In Vitro and In Vivo Pharmacological Characterization of Galanin and Galnon

Abstract

The neuropeptide galanin and its receptors (GAL-R1, GAL-R2, and GAL-R3) are densely localized in areas of the brain thought to regulate stress, fear and anxiety. Several studies suggest a role for galanin in mediating anxiety-like behaviors in rodent models. Here we report that both galanin (0.1 μg, icv) and galnon (0.3, 1.0 and 3.0 mg/kg, ip) show dose-dependent anxiolytic-like activity in the mouse elevated zero maze and four-plate assays. Further, M35 (10 μg, icv), a non-selective galanin receptor antagonist, was able to block galnon’s (0.3 mg/kg, ip) effects in the four-plate model. The in vitro pharmacological basis for these behavioral effects was explored using radioligand binding and a functional calcium mobilization assay.
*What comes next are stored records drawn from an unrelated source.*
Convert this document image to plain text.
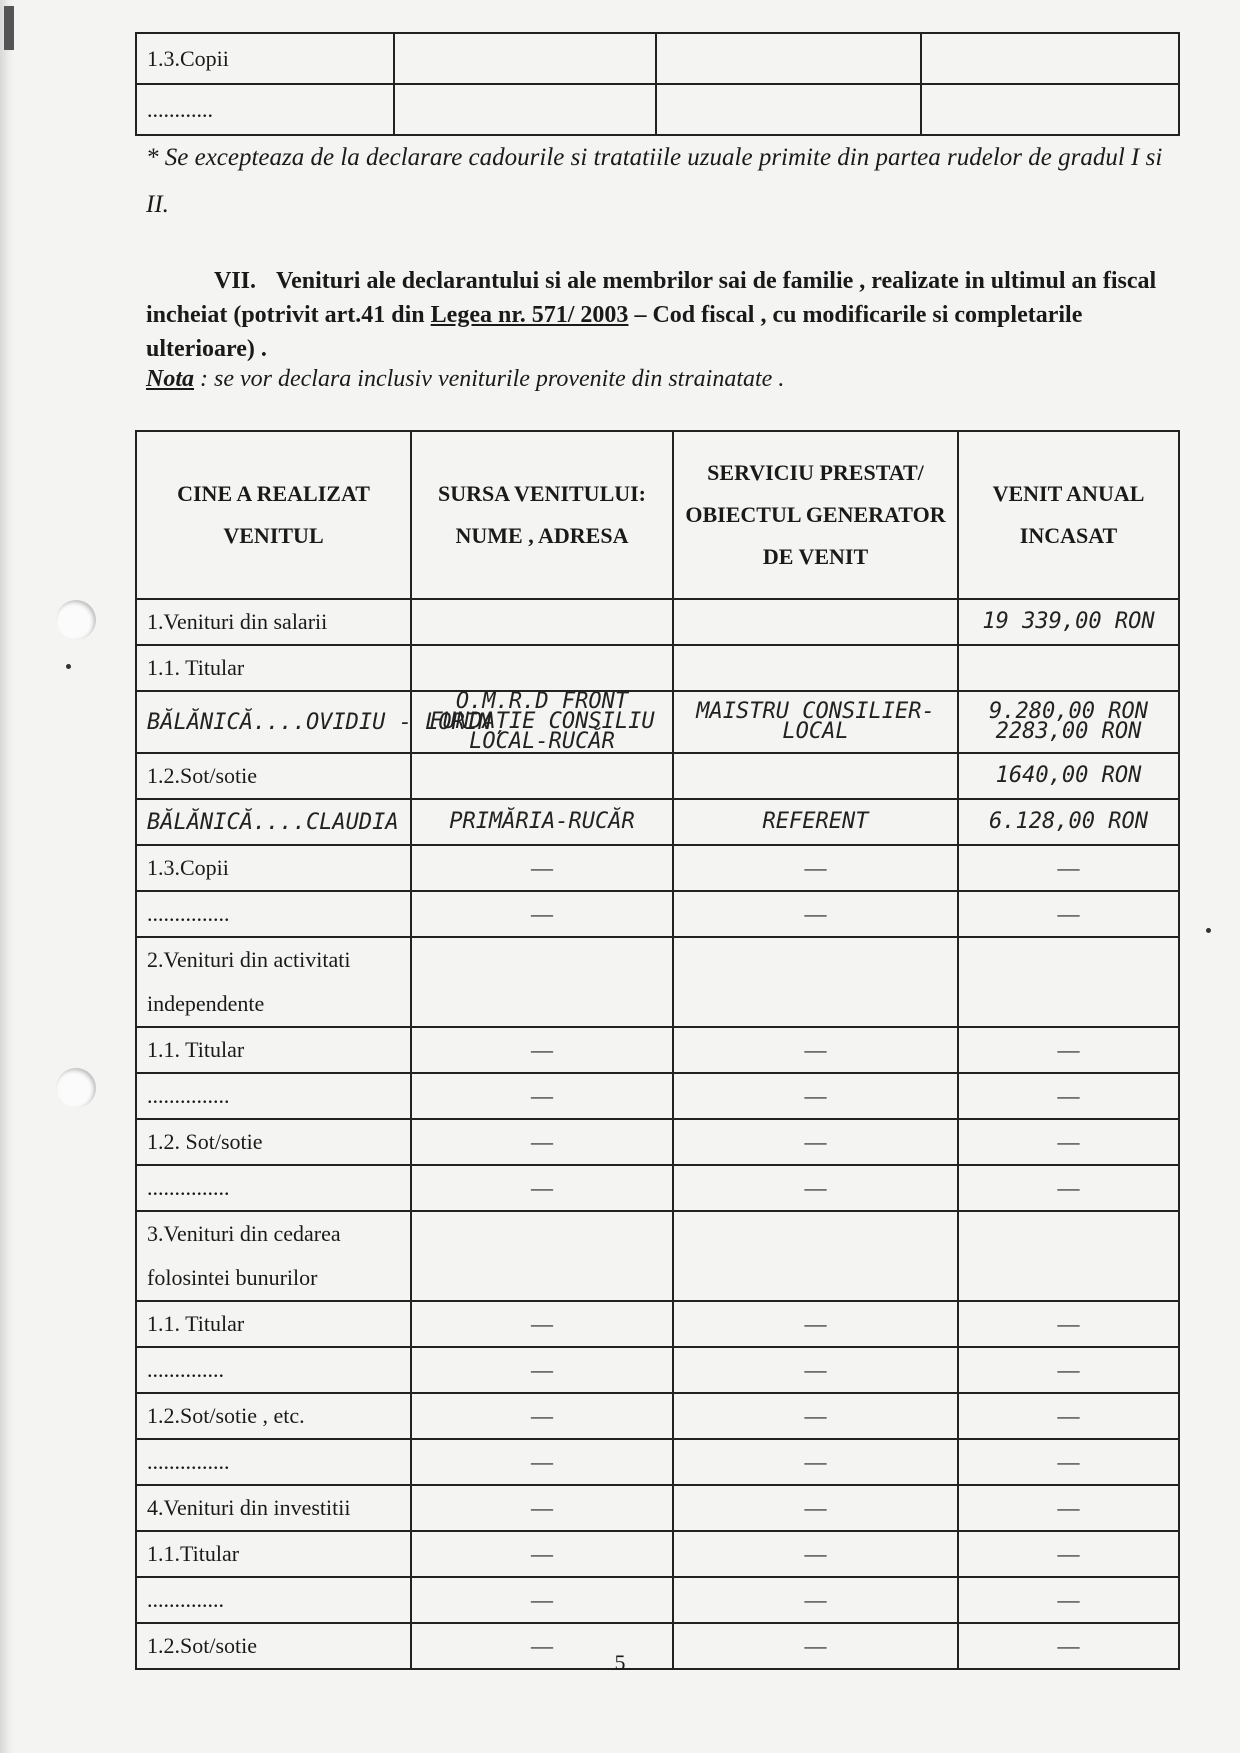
1.3.Copii			
............			
* Se excepteaza de la declarare cadourile si tratatiile uzuale primite din partea rudelor de gradul I si II.
VII. Venituri ale declarantului si ale membrilor sai de familie , realizate in ultimul an fiscal incheiat (potrivit art.41 din Legea nr. 571/ 2003 – Cod fiscal , cu modificarile si completarile ulterioare) .
Nota : se vor declara inclusiv veniturile provenite din strainatate .
CINE A REALIZAT VENITUL	SURSA VENITULUI: NUME , ADRESA	SERVICIU PRESTAT/ OBIECTUL GENERATOR DE VENIT	VENIT ANUAL INCASAT
1.Venituri din salarii			19 339,00 RON
1.1. Titular			
BĂLĂNICĂ....OVIDIU - LORIN	O.M.R.D FRONT FUNDAȚIE CONSILIU LOCAL-RUCĂR	MAISTRU CONSILIER-LOCAL	9.280,00 RON 2283,00 RON
1.2.Sot/sotie			1640,00 RON
BĂLĂNICĂ....CLAUDIA	PRIMĂRIA-RUCĂR	REFERENT	6.128,00 RON
1.3.Copii	—	—	—
...............	—	—	—
2.Venituri din activitati independente			
1.1. Titular	—	—	—
...............	—	—	—
1.2. Sot/sotie	—	—	—
...............	—	—	—
3.Venituri din cedarea folosintei bunurilor			
1.1. Titular	—	—	—
..............	—	—	—
1.2.Sot/sotie , etc.	—	—	—
...............	—	—	—
4.Venituri din investitii	—	—	—
1.1.Titular	—	—	—
..............	—	—	—
1.2.Sot/sotie	—	—	—
5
While human galanin was able to displace 125I-galanin in GAL-R1 and human Bowes melanoma cell membranes (Ki = 0.2 nM and 0.17 nM, respectively), galnon only showed affinity for galanin receptors expressed in human Bowes melanoma cells (5.5 μM). Consistent with this finding, galnon only showed functional agonism in Bowes melanoma cells (EC50 = 109 nM). This finding suggests that galnon acts as an agonist at galanin receptors in Bowes melanoma cells but not GALR1 receptors. Taken together, these studies provide further evidence for galaninergic input in anxiety-related behaviors and suggest a functional role for galnon via GAL-R2 or GAL-R3 receptors.